En 2009, le gouvernement par le biais du ministère de l’Agriculture conclut un partenariat public-privé, avec Kotecha et Sucraf. Un projet de création d’une pépinière de 200 hectares de cannes à sucre en vue d’une mise en production endéans 24 mois, a-t-on appris. Mais suite à un malentendu non élucidé à ce jour, le gouvernement et ses associés se séparèrent. 

Officiellement, les actionnaires Kotecha et Sucraf n’ont pas pu disposer des fonds nécessaires pour la relance de la Sucrerie de Kiliba. L’État n’aura alors plus d’autres solutions que d’engager une procédure de dissolution et de liquidation de la société dénommée alors « Office national du sucre » dans l’espoir de trouver un repreneur à la sucrerie. 

Le tanzanien NansoroSuper Group of Companies, leader régional dans la production du sucre, reprend, à travers sa filiale Nansoro, la Sucrerie de Kiliba pour un montant qui n’a jamais été révélé par le gouvernement qui détient 80 % des parts de la Sucrerie.
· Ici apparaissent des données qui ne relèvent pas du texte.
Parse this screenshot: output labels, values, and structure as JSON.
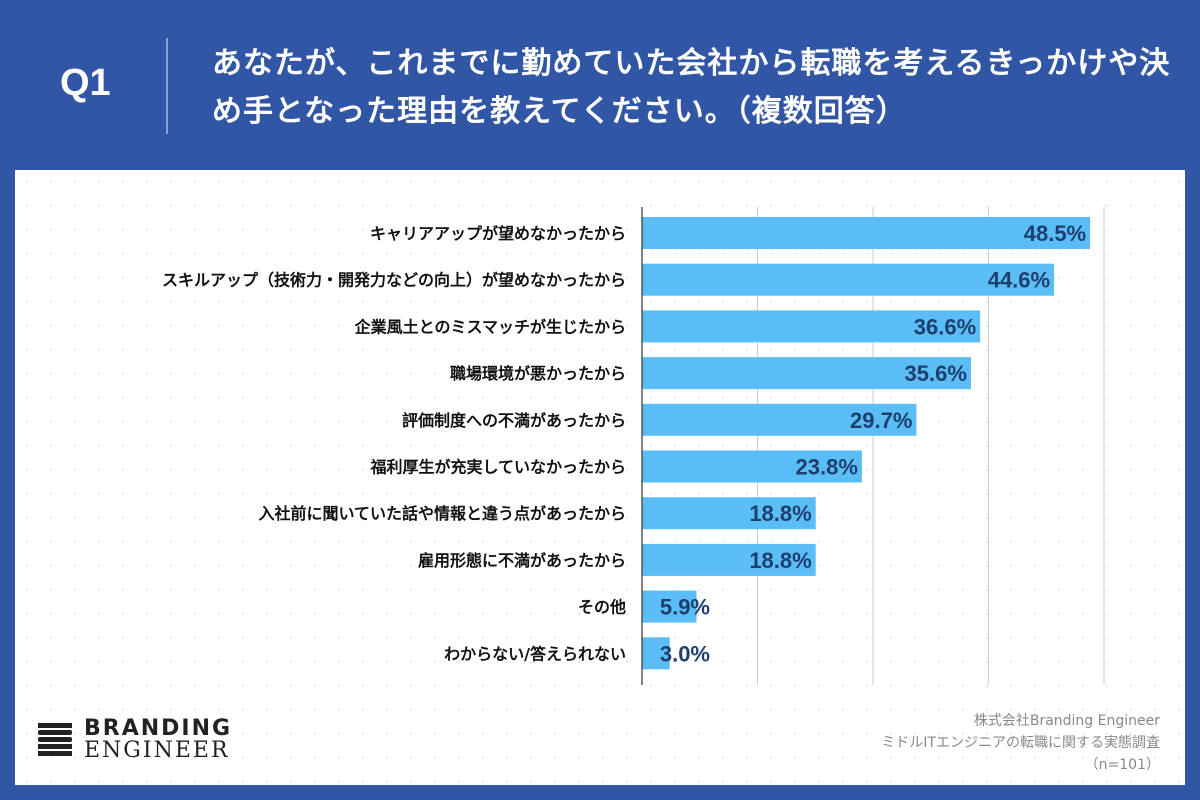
{
  "header": {
    "question_no": "Q1",
    "question": "あなたが、これまでに勤めていた会社から転職を考えるきっかけや決め手となった理由を教えてください。（複数回答）"
  },
  "chart_data": {
    "type": "bar",
    "orientation": "horizontal",
    "categories": [
      "キャリアアップが望めなかったから",
      "スキルアップ（技術力・開発力などの向上）が望めなかったから",
      "企業風土とのミスマッチが生じたから",
      "職場環境が悪かったから",
      "評価制度への不満があったから",
      "福利厚生が充実していなかったから",
      "入社前に聞いていた話や情報と違う点があったから",
      "雇用形態に不満があったから",
      "その他",
      "わからない/答えられない"
    ],
    "values": [
      48.5,
      44.6,
      36.6,
      35.6,
      29.7,
      23.8,
      18.8,
      18.8,
      5.9,
      3.0
    ],
    "labels": [
      "48.5%",
      "44.6%",
      "36.6%",
      "35.6%",
      "29.7%",
      "23.8%",
      "18.8%",
      "18.8%",
      "5.9%",
      "3.0%"
    ],
    "xlim": [
      0,
      55
    ],
    "grid": true,
    "colors": {
      "bar": "#5bbdf6",
      "label": "#1d3f6e",
      "grid": "#cccccc"
    }
  },
  "logo": {
    "line1": "BRANDING",
    "line2": "ENGINEER"
  },
  "source": {
    "line1": "株式会社Branding Engineer",
    "line2": "ミドルITエンジニアの転職に関する実態調査",
    "line3": "（n=101）"
  }
}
D’ailleurs, le partenariat avec le groupe sucrier tanzanien connaît ses premiers heurts, quelques mois après sa signature. 

Entre 2012 et 2013, l’on assiste à une guerre des nerfs entre le gouvernement de la RDC et Super Group, ce dernier accusant la RDC de ne pas apporter sa part de financement pour la relance de la Sucrerie de Kiliba, débaptisée depuis « Sucrerie du Kivu ». 

Diktat tanzanien

Toutefois, le groupe tanzanien a entrepris à ses frais la réhabilitation de la sucrerie avec les travaux de mise en place d’une nouvelle pépinière de 350 hectares de cannes à sucre importées de Kagera Sugar en Tanzanie. Et en revanche, elle reprend non seulement 51 % de la Sucrerie et rembauche moins de 10 % des effectifs de la Sucrerie de Kiliba, soit 250 sur les 3 000 agents répertoriés en 2008. Les Tanzaniens reprennent aussi le patrimoine immobilier de la Sucrerie de Kiliba, dont des villas desquelles sont déguerpis des anciens cadres. 

Il sied de rappeler que, à l’instar de la Société nationale des chemins de fer du Congo (SNCC), la sucrerie jouissait du monopole de la production et de la commercialisation du sucre dans le Kivu, le Katanga et les deux ex-Kasaï Oriental et Occidental. Mais la nouvelle acquéreuse de la sucrerie ne saura pas atteindre son objectif de produire le premier sachet de sucre en 2014, après 6 ans de fermeture. 

Il y a un peu plus d’un mois, le 19 août, en marge des jeux de la jeunesse des Grands lacs, le 1ER Ministre a fait le déplacement de l’ex-Sucrerie de Kiliba. L’État y est devenu actionnaire minoritaire avec 49 %, contre 80 %, il y a dix ans. La désormais Sucrerie du Kivu projette pour début 2020 sa première production estimée à des dizaines de milliers de tonnes depuis sa relance et espère pouvoir créer jusqu’à 7 200 emplois. 

Mais, pour ce faire, les employés congolais de la sucrerie tenue à 51 % par le tanzanien Sansoro, ont sollicité non seulement la sécurisation des installations de la sucrerie mais surtout la réadmission de leur société au budget d’intervention économique de l’État. Bruno Tshibala a promis de traiter avec diligence la demande de cette entreprise, jadis fleuron de l’économie du Grand Kivu dont la renaissance permettrait de lutter par les emplois contre les groupes armés qui écument la région. 

Créée en 1956 par le Baron belge Kronacker, la superficie du domaine de la Sucrerie du Kivu est de 7 618 hectares, dont la majeure partie est marécageuse. La production annuelle de la sucrerie se situait entre 15 000 et 19 000 tonnes. La production a nettement chuté au milieu des années 1990 du fait de l’insécurité liée à la guerre d’agression qui a abouti à la prise du pouvoir par l’Alliance des forces démocratiques pour la libération (AFDL) en 1997. 

La production du sucre à Kiliba était alors de 900 t. La gestion à tâtons de nouveaux venus des entreprises du Portefeuille ne pouvait guère sauver la sucrerie, qui dix ans après, cesse toute activité. Attendons voir, d’ici 2020, si le Tanzanien Sansoro saura produire derechef du sucre dans l’ex-Kiliba.